The field of kinship studies was founded by William Rivers, once president of the British associations for both anthropology and psychology. It was continued by A. R. Radcliffe-Brown and revived by Meyer Fortes with Jack Goody after the Second World War – all of them, at least for a time, were at Cambridge University. Esther and Jack Goody became a true partnership, making many field trips to Northern Ghana, especially in the first decade after Ghana’s independence. Their work together and separately culminated in their classical article on cross-cousin marriage in the mid-1960s. Then he took off into history and she turned to synthesizing social anthropology and social psychology. 

Apart from her almost 50 years of intermittent research in Gonja, Northern Ghana, Esther Goody also worked in England (London and Leicester) and India (Gujarat). In her five books (two authored and three edited), she explored family sociology, parent-child relations, fostering, early commodity production and apprenticeship, socio-linguistic strategies of interaction and the interactive sources of intelligence (see sidebar). 

Her last extensive project in Northern Ghana was on social variations affecting school performance, in particular the classical distinction between traditional states and stateless societies highlighted in Fortes and Evans-Pritchard’s African Political Systems(1940). This work is so far incomplete; but it deserves to be made public, since it formed a suitable climax of her romance with the two disciplines to which she devoted her life.

# # # # #

Esther Goody excelled as a teacher, unsurprisingly in small-scale social interaction. Her intelligence was sharp, tough and interrogative, but profoundly sympathetic. Everyone noted her remarkable ability to give herself to others without imposing herself on them. She did not excel in projecting her work to a wider audience, as Jack Goody did. But I believe her approach will find a growing reception in the century to come through the work of followers inspired by her.

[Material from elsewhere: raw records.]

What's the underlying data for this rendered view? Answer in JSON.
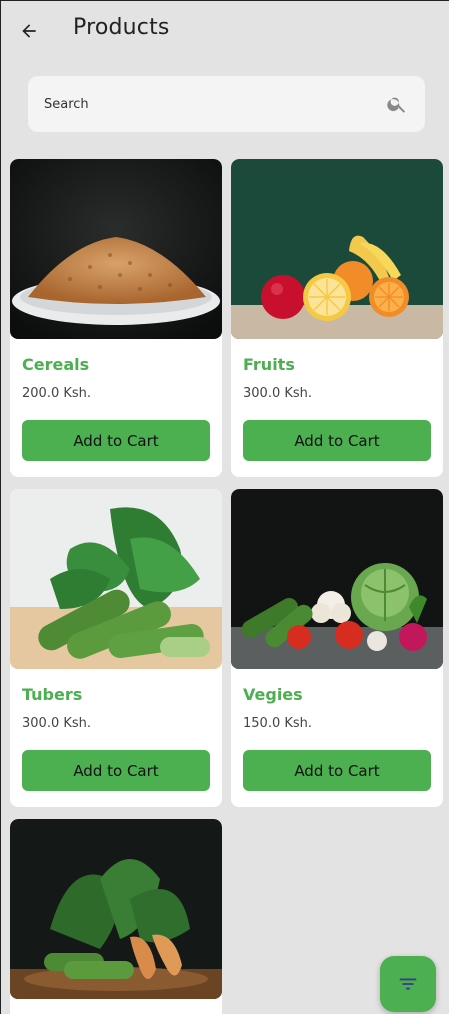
{
  "header": {
    "title": "Products",
    "back_icon": "arrow-back-icon"
  },
  "search": {
    "placeholder": "Search",
    "icon": "search-icon"
  },
  "products": [
    {
      "name": "Cereals",
      "price": "200.0 Ksh.",
      "button": "Add to Cart"
    },
    {
      "name": "Fruits",
      "price": "300.0 Ksh.",
      "button": "Add to Cart"
    },
    {
      "name": "Tubers",
      "price": "300.0 Ksh.",
      "button": "Add to Cart"
    },
    {
      "name": "Vegies",
      "price": "150.0 Ksh.",
      "button": "Add to Cart"
    }
  ],
  "fab": {
    "icon": "filter-icon"
  },
  "colors": {
    "accent": "#4caf50",
    "background": "#e3e3e3"
  }
}
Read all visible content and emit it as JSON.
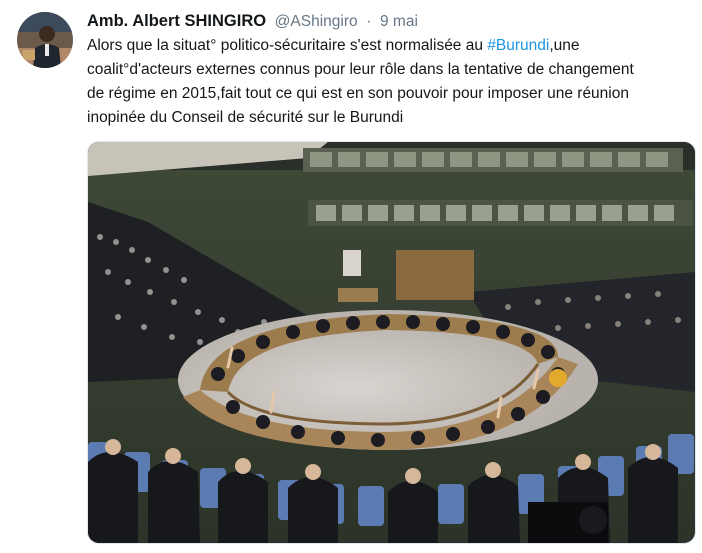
{
  "tweet": {
    "author_name": "Amb. Albert SHINGIRO",
    "handle": "@AShingiro",
    "separator": "·",
    "time": "9 mai",
    "line1_before_hashtag": "Alors que la situat° politico-sécuritaire s'est normalisée au ",
    "hashtag": "#Burundi",
    "line1_after_hashtag": ",une",
    "line2": "coalit°d'acteurs externes connus pour leur rôle dans la tentative de changement",
    "line3": "de régime en 2015,fait tout ce qui est en son pouvoir pour imposer une réunion",
    "line4": "inopinée du Conseil de sécurité sur le Burundi"
  },
  "colors": {
    "link": "#1b95e0",
    "secondary_text": "#657786",
    "primary_text": "#14171a"
  },
  "icons": {
    "avatar": "profile-photo",
    "media": "un-security-council-chamber-photo"
  }
}
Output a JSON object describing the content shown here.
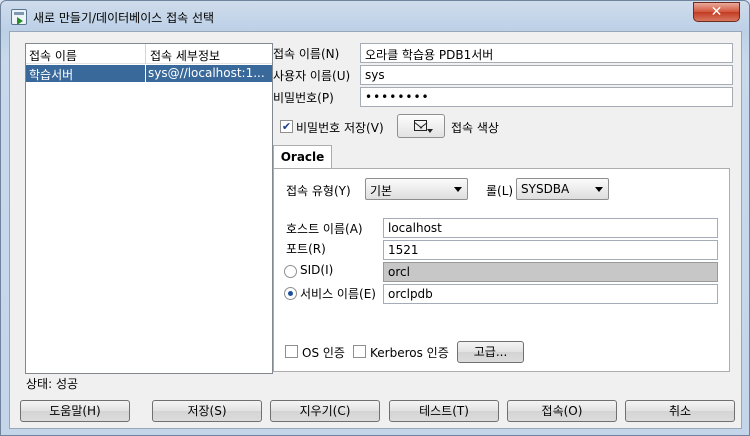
{
  "window": {
    "title": "새로 만들기/데이터베이스 접속 선택",
    "close_label": "✕"
  },
  "conn_list": {
    "headers": [
      "접속 이름",
      "접속 세부정보"
    ],
    "rows": [
      {
        "name": "학습서버",
        "details": "sys@//localhost:1..."
      }
    ]
  },
  "form": {
    "conn_name_label": "접속 이름(N)",
    "conn_name_value": "오라클 학습용 PDB1서버",
    "user_label": "사용자 이름(U)",
    "user_value": "sys",
    "password_label": "비밀번호(P)",
    "password_value": "••••••••",
    "save_password_label": "비밀번호 저장(V)",
    "save_password_checked": true,
    "color_label": "접속 색상",
    "color_icon": "envelope-icon"
  },
  "tab": {
    "label": "Oracle",
    "conn_type_label": "접속 유형(Y)",
    "conn_type_value": "기본",
    "role_label": "롤(L)",
    "role_value": "SYSDBA",
    "host_label": "호스트 이름(A)",
    "host_value": "localhost",
    "port_label": "포트(R)",
    "port_value": "1521",
    "sid_label": "SID(I)",
    "sid_value": "orcl",
    "service_label": "서비스 이름(E)",
    "service_value": "orclpdb",
    "os_auth_label": "OS 인증",
    "kerberos_label": "Kerberos 인증",
    "advanced_label": "고급..."
  },
  "status": {
    "text": "상태: 성공"
  },
  "buttons": {
    "help": "도움말(H)",
    "save": "저장(S)",
    "clear": "지우기(C)",
    "test": "테스트(T)",
    "connect": "접속(O)",
    "cancel": "취소"
  },
  "colors": {
    "selection": "#39699b",
    "close": "#c23b22",
    "title_bg": "#bcd0e6"
  }
}
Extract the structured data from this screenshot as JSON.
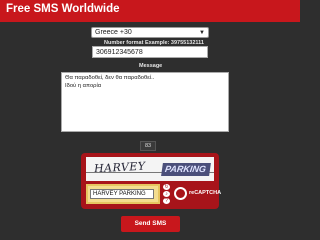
{
  "header": {
    "title": "Free SMS Worldwide"
  },
  "form": {
    "country_selected": "Greece +30",
    "number_format_label": "Number format Example: 39755132111",
    "phone_value": "306912345678",
    "message_label": "Message",
    "message_lines": [
      "Θα παραδοθεί, δεν θα παραδοθεί..",
      "Ιδού η απορία"
    ],
    "char_count": "83"
  },
  "captcha": {
    "word1": "HARVEY",
    "word2": "PARKING",
    "input_value": "HARVEY PARKING",
    "refresh_icon": "refresh-icon",
    "audio_icon": "audio-icon",
    "help_icon": "help-icon",
    "logo_text": "reCAPTCHA"
  },
  "send_button": {
    "label": "Send SMS"
  },
  "colors": {
    "header": "#c8171c",
    "background": "#2e2e2e",
    "captcha_frame": "#a7141a"
  }
}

For our national societies are in disarray and, if humanity is to discover social forms conducive to our survival as a species, anthropologists must learn to merge an ethnographic tradition rooted in twentieth-century nationalism with a romantic methodology focusing on how human beings learn to live together on a global scale. Esther Goody was a pioneer of that movement. 

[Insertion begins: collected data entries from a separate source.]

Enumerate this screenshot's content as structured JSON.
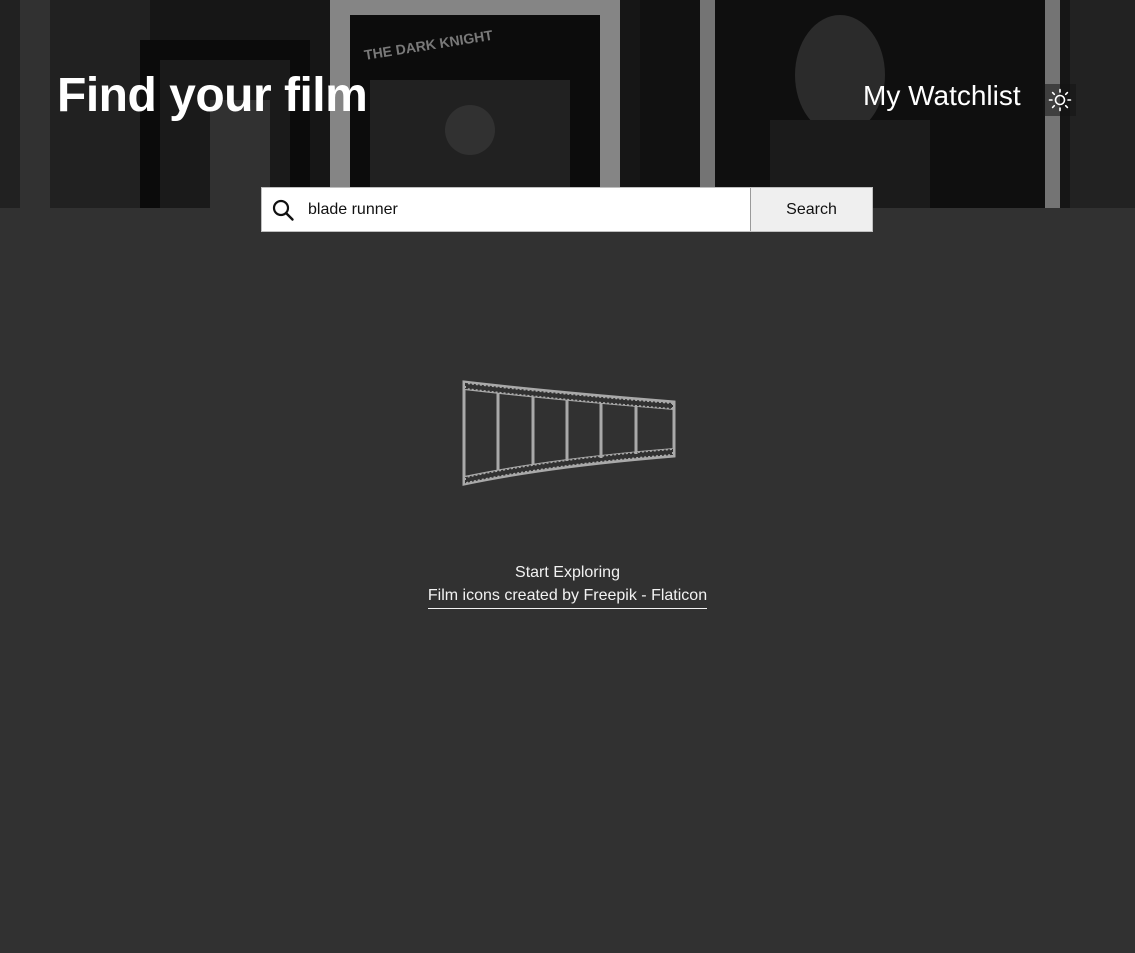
{
  "header": {
    "title": "Find your film",
    "watchlist_label": "My Watchlist",
    "theme_toggle_icon": "sun-icon",
    "background_poster_text": "THE DARK KNIGHT"
  },
  "search": {
    "value": "blade runner",
    "button_label": "Search",
    "icon": "search-icon"
  },
  "empty_state": {
    "icon": "film-strip-icon",
    "message": "Start Exploring",
    "credit_link": "Film icons created by Freepik - Flaticon"
  },
  "colors": {
    "page_background": "#313131",
    "text": "#ffffff",
    "icon_gray": "#a9a9a9"
  }
}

I would end by noting Esther’s secondary interest in economic anthropology, manifested especially in her two books published in 1982. This was a lively continuing topic of conversation between us. But her place in my world goes far beyond intellectual interests. I have lived in Cambridge for almost a third of my life and Esther was the kindest person I met here. Kindness and kinship share a linguistic root. In my darkest years, she gave me an unconditional refuge and self-effacing care when I needed them most. My love for her, like her reputation, can only grow in retrospect.

Esther Goody’s books

(Author) Contexts of Kinship: An essay in the family sociology of the Gonja of Northern Ghana, Cambridge University Press, 1973 (published version of her PhD thesis).

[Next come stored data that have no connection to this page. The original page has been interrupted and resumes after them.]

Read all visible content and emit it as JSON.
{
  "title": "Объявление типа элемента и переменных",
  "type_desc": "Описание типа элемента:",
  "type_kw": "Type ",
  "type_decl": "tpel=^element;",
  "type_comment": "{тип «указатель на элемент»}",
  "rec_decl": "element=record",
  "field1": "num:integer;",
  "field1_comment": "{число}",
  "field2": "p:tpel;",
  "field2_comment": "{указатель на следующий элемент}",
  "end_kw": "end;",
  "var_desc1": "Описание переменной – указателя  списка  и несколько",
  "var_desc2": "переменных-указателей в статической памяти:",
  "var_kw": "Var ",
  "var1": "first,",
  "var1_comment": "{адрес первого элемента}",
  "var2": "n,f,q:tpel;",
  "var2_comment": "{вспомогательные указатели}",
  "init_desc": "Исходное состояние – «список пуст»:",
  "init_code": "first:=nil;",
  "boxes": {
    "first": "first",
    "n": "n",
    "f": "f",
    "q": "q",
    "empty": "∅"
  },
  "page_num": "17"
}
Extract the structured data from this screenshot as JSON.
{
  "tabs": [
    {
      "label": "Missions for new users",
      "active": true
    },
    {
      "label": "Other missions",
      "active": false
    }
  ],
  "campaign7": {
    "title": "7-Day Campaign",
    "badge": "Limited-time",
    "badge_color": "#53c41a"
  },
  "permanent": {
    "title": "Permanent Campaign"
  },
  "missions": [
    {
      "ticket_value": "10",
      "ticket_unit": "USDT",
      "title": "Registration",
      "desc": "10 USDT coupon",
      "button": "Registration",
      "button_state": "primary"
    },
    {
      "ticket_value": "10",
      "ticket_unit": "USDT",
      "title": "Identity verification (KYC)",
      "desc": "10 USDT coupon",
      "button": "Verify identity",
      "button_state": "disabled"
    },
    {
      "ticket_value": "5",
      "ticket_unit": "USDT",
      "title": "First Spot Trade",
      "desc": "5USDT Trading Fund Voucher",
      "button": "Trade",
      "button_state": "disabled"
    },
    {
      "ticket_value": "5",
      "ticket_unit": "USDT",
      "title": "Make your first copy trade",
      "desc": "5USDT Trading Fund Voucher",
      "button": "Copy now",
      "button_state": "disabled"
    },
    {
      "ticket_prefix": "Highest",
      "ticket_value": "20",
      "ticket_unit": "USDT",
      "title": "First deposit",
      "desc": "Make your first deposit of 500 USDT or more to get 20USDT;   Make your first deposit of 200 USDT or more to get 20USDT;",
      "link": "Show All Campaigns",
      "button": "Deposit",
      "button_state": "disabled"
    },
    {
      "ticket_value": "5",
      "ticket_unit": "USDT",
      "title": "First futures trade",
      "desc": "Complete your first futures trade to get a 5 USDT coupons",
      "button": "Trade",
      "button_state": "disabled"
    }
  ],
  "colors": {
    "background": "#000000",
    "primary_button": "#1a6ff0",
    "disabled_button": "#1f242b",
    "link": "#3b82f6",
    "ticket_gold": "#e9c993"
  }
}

(Editor) Questions and politeness: Strategies in social interaction, Cambridge University Press, 1978. 

(Author) Parenthood and Social Reproduction: Fostering and occupational roles in West Africa,Cambridge University Press, 1982.

(Editor) From Craft to Industry: The ethnography of proto-industrial cloth production, Cambridge University Press, 1982.

(Editor) Social intelligence and interaction: Expressions and implications of the social bias in human intelligence, Cambridge University Press, 1995.